Statue of Colleoni

Statue of Colleoni (38)

If you approach the Campo Santi Giovanni e Paoli to see the Scuola Grande di San Marco, you will have the chance of appreciating what has been classified as one of the most beautiful equestrian statues in the world. Because just here, in the middle of the square, you will come across a key statue of 15th-century Venice: the one representing the condottiere, Bartolomeo Colleoni.

Colleoni is an outstanding figure in the history of the city. This military officer and politician from Bergamo was for a time the commanding officer of the troops of the Venetian army. Proud of his military victories, in his will he stated that he wanted a statue to be built in his honour in the Piazza San Marco.
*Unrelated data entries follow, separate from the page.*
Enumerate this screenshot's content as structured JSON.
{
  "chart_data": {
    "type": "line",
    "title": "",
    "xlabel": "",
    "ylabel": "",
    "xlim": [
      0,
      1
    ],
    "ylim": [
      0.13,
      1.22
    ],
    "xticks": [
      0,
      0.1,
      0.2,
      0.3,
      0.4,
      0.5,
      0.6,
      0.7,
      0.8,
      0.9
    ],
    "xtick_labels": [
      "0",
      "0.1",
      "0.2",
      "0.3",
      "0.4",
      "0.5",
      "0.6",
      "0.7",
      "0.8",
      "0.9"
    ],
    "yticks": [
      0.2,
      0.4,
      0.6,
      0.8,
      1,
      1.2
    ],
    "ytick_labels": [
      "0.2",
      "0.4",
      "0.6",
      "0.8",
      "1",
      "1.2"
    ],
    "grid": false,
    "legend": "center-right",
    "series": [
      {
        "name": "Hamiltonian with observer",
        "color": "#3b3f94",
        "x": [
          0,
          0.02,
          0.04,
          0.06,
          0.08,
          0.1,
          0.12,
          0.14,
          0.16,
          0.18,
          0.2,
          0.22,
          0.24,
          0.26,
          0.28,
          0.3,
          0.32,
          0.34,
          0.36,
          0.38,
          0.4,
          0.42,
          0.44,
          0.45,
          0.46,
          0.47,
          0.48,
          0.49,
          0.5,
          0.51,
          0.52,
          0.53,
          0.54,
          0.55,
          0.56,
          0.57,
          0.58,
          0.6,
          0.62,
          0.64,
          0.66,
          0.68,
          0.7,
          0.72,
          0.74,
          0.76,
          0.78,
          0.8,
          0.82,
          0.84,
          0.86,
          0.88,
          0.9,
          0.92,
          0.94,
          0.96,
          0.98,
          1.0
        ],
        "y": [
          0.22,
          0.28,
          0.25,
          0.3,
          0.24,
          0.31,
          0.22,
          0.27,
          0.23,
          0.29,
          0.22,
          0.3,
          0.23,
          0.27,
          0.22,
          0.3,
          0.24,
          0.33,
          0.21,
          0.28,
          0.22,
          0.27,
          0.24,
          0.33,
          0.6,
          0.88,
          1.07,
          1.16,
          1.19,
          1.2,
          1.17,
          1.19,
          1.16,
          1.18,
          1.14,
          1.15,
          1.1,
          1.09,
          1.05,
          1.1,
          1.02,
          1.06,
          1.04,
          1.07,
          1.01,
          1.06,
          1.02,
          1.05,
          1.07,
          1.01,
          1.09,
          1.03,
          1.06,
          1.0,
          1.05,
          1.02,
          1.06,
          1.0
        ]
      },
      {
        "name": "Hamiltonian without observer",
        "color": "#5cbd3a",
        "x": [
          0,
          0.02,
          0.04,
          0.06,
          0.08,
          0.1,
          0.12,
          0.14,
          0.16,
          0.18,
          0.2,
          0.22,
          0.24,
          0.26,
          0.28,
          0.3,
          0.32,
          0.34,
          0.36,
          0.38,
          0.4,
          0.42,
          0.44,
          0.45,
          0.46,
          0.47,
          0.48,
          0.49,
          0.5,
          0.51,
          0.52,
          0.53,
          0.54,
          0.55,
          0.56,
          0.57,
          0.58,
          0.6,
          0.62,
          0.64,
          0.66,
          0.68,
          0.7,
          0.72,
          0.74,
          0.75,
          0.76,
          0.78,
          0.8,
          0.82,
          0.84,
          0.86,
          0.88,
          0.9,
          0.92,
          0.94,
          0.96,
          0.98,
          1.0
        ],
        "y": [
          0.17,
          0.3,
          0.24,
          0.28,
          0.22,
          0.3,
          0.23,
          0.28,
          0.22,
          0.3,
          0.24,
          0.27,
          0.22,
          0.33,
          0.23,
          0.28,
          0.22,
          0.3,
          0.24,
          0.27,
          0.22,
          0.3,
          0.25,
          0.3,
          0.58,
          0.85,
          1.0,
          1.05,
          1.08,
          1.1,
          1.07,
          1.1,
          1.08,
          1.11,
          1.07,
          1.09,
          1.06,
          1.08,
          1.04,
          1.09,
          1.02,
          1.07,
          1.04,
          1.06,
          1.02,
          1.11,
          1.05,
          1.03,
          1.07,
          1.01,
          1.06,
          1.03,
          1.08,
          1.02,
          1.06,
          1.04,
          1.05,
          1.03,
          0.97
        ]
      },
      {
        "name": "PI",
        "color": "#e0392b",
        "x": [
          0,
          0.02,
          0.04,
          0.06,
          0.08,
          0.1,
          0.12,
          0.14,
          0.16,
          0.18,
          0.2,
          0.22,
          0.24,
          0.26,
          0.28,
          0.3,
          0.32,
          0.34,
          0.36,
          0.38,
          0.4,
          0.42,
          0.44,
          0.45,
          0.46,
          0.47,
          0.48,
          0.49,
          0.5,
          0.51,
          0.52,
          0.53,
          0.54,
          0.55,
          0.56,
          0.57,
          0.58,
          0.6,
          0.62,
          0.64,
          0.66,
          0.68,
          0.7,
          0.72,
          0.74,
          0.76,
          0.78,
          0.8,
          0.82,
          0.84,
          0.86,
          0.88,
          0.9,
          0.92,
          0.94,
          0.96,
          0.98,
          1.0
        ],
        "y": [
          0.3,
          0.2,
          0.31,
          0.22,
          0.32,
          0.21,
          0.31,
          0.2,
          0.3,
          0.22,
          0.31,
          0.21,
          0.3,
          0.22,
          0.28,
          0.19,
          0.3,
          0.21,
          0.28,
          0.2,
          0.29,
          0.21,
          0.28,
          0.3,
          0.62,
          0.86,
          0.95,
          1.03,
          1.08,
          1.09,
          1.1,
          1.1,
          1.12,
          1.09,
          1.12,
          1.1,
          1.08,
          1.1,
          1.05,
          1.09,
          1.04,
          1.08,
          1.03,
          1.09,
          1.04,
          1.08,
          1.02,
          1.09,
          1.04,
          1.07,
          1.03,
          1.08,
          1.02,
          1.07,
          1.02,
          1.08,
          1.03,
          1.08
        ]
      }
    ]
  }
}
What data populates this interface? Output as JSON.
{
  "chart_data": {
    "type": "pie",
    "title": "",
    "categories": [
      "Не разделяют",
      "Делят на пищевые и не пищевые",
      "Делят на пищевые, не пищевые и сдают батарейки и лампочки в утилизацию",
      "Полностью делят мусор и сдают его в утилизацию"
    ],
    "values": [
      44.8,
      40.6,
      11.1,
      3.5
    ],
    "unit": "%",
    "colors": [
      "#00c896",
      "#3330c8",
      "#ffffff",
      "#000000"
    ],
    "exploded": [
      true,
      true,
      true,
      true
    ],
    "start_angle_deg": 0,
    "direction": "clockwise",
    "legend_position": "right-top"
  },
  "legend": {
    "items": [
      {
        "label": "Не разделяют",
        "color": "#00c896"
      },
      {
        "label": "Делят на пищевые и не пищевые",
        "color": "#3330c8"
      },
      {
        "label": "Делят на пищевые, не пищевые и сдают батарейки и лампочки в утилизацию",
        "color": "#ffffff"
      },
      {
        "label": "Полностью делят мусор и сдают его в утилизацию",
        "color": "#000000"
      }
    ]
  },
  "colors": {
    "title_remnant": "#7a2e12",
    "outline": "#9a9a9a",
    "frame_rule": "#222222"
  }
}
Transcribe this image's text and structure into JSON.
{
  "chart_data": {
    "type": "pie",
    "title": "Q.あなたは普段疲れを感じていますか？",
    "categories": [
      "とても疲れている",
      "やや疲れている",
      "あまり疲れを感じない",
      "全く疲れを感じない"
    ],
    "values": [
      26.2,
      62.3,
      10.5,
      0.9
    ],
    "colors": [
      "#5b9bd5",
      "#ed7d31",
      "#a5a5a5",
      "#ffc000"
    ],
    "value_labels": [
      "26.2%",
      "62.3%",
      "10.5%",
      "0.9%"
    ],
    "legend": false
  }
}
In exchange, he would leave all his assets to the Republic’s coffers.

However, the Senate thought that a monument in San Marco would break with tradition. After long deliberations, it was considered that the most appropriate thing to do would be to place it where it stands today. The statue, which was unveiled in 1496, that is, 21 years after the death of Colleoni, is the work of the Florentine sculptor Andrea del Verrochio. It was later cast in bronze by Alessandro Leopardi, who was also entrusted to add the pedestal. 

The figure, which, counting the pedestal, represents a mass of about 12 metres height, is a clear example of military sculpture of the Quattrocento. It is really quite imposing and communicates a startling sensation of power and dynamism to whoever observes it. The effigy of Colleoni, praised for the refined technique with which it was modelled, has often been placed on a par with the work of Donatello.